Neulinge dürfen erst einmal nur mit Luftdruck-Waffen schießen
Doch selbst der Weg zu einer Waffenbesitzkarte ist sehr weit. „Neulinge schießen bei uns erst einmal nur mit Luftdruck-Waffen“, erläutert Dudde. „Wir müssen den Menschen ja erst kennenlernen.“ Erst nach einem Jahr kann dann eine waffenrechtliche Erlaubnis beantragt werden, die von der Waffenbehörde (Hamburg), beziehungsweise den Ordnungsämtern (Schleswig-Holstein) erteilt wird. Wer es schließlich zu einer eigenen Waffe gebracht hat, muss auch weiterhin unter Beweis stellen, dass er charakterlich dazu geeignet ist, diese zu besitzen. Wer zum Beispiel dabei erwischt wird, wie er betrunken Auto fährt, verliert automatisch auch seine Waffenbesitzkarte.

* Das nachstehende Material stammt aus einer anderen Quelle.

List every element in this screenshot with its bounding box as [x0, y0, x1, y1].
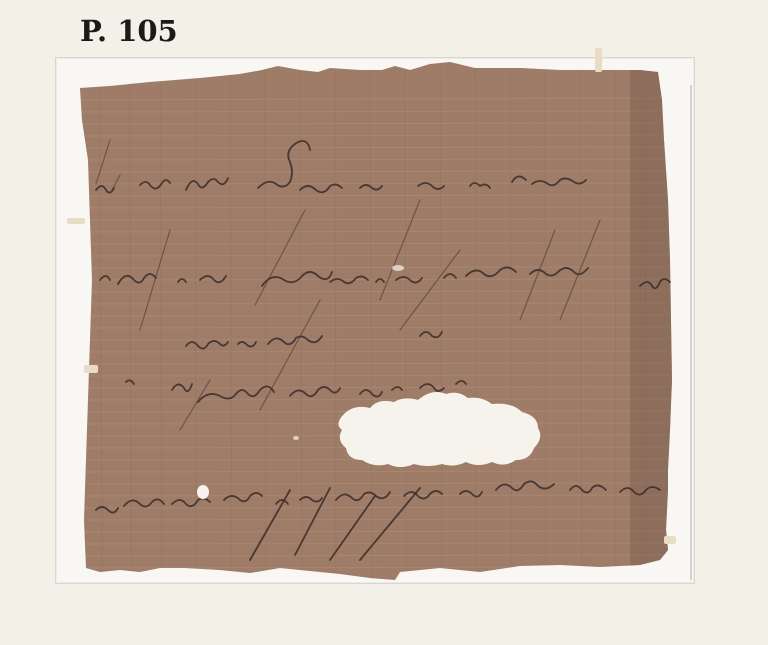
papyrus-fragment	[0, 0, 768, 645]
papyrus-plate: P. 105	[0, 0, 768, 645]
mount-tab	[664, 536, 676, 544]
mount-tab	[595, 48, 602, 72]
mount-tab	[84, 365, 98, 373]
small-hole	[197, 485, 209, 499]
mount-tab	[67, 218, 85, 224]
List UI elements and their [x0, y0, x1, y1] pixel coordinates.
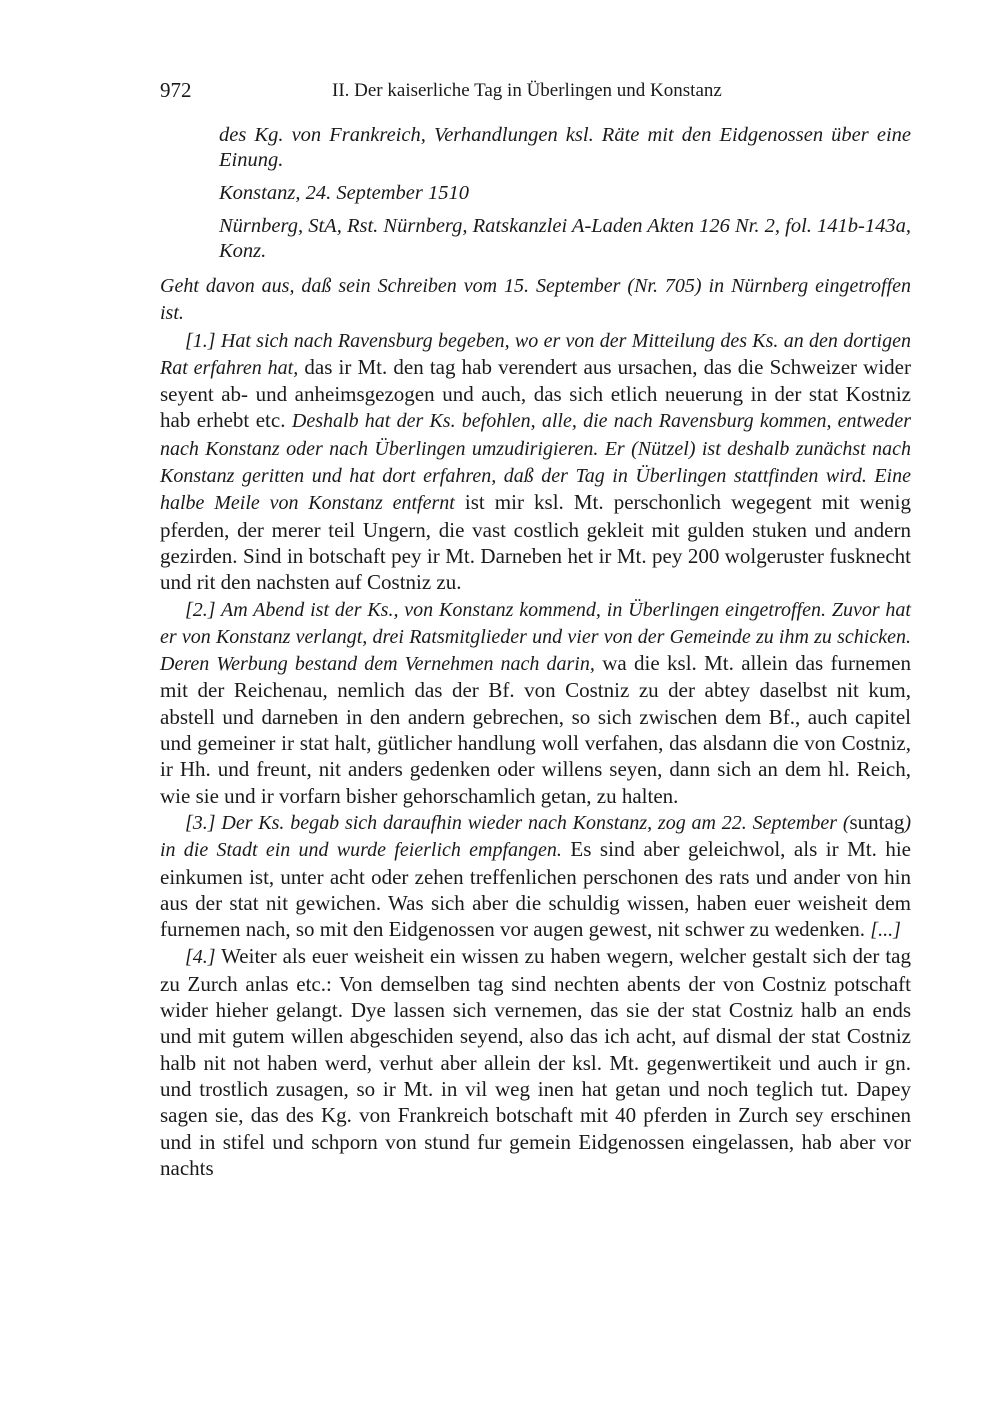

„Daher verstehe ich die ganze Diskussion nicht“, betont Dudde. „Es ist nicht so, dass wir in Deutschland einfachen Zugang zu Waffen haben.“ Doch so oder so dürften auf die Schützenvereine nun schwierige Zeiten zukommen, ganz egal, was die Politik irgendwann entscheidet. „Diese Diskussion ist für unseren Sport allein schon ein Schlag ins Kontor“, betont Bock. Doch trotz aller Rückschläge werden die Hamwarder auch weiterhin für das Sportschießen werben, nach neuen Mitgliedern suchen und dem nächsten deutschen Meister. Vielleicht findet der sich ja schon beim kommenden Dorffest im Juli.